Saying that you are anti-fascist, that you don't like fascists, literally makes you a terrorist in this country. I'm not being hyperbolic. It's Antifa is literally on the terrorist watch list and that's not an organization. It's just a bunch of people who are like fuck fascists, that's it. But in America, if you don't like fascists, you're a terrorist, which literally tells you that this is a fascist country and it was fascist before Trump got in. It was fascist before he came in.

Speaker 1:

He's just taking all of the wool. He removed all of the wool in the first couple of weeks and now he's taken the chains, he's removed the chains off the fascists. Now we're all fucked and Charlie Kirk's dead. It's crazy, but he's dead. He's like dead dead and as much as that, really fucking sucks for his daughter, I'm glad he can't influence anybody else anymore.
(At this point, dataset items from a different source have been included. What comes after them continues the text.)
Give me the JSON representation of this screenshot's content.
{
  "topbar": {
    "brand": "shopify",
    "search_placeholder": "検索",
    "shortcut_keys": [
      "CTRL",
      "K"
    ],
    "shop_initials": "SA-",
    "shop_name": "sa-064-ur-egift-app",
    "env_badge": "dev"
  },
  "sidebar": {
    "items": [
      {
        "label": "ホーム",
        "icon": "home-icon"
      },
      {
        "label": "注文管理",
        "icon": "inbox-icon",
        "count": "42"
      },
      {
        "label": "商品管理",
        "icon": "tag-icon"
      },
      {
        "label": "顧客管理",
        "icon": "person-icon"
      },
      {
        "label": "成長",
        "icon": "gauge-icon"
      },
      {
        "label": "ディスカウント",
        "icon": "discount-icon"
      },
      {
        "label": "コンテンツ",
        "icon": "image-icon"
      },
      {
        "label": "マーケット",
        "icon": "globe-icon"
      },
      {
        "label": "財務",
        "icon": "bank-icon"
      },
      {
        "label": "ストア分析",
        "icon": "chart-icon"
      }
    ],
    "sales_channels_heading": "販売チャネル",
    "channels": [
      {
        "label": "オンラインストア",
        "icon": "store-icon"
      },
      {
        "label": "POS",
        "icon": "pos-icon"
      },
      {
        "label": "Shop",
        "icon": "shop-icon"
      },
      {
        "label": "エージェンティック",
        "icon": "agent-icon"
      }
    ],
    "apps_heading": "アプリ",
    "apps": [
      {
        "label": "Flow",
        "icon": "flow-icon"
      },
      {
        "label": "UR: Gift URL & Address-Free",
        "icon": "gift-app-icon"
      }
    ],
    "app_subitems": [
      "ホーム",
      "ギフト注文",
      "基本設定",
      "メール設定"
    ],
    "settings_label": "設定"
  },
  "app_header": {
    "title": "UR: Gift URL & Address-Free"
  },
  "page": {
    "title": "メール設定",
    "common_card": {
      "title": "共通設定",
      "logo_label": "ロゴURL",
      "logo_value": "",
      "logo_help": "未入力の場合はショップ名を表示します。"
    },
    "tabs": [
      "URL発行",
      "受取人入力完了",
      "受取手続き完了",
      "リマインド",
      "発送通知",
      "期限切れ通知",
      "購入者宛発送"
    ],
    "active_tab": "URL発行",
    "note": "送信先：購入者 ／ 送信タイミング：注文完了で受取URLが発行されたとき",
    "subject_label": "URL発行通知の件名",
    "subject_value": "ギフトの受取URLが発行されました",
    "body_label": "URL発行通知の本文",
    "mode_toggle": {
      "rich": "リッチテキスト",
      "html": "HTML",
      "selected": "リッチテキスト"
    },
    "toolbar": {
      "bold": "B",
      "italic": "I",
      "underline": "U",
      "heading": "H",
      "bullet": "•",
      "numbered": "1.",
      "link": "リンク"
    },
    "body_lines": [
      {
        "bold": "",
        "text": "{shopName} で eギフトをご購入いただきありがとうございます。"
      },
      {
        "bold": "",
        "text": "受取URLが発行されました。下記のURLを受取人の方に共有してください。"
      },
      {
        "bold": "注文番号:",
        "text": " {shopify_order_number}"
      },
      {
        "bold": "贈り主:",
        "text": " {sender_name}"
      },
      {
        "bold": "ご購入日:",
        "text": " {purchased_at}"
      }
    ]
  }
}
I really, I really am. I'm glad he can't influence, but I really, when I actually think about his daughter, I actually get sad.

Speaker 1:

And I think that's a good thing, cause I was a little too gleeful. I think I was a little too gleeful. I think I was a little too gleeful at the beginning of this and I don't feel bad about that. It is something that I will actively plan on tempering more but because I didn't quite realize how gleeful I was at the beginning. But that's what happens. When you're an absolute piece of shit and you've made a career out of ridiculing, talking down and convincing young people to be fascist neo-Nazis, then, yeah, people are going to celebrate your death.

Speaker 1:

No one mourns the wicked. Fuck them. So fuck Charlie Kirk and fuck that nutjob right-wing idiot who shot and killed him too. I mean, whoever trained you to shoot, well done. Whoever trained you to think, not so much. Anyway, if you made it this far in the podcast. Thank you, I hope you got something out of it. I hope you at least learned my perspective. I'm sorry that Charlie Kirk got shot in the neck by an even more racist, even more white supremacist, even more neo-Nazi. But I'm glad he's dead. And remember stay curious and stay uncomfortable. Thank you you.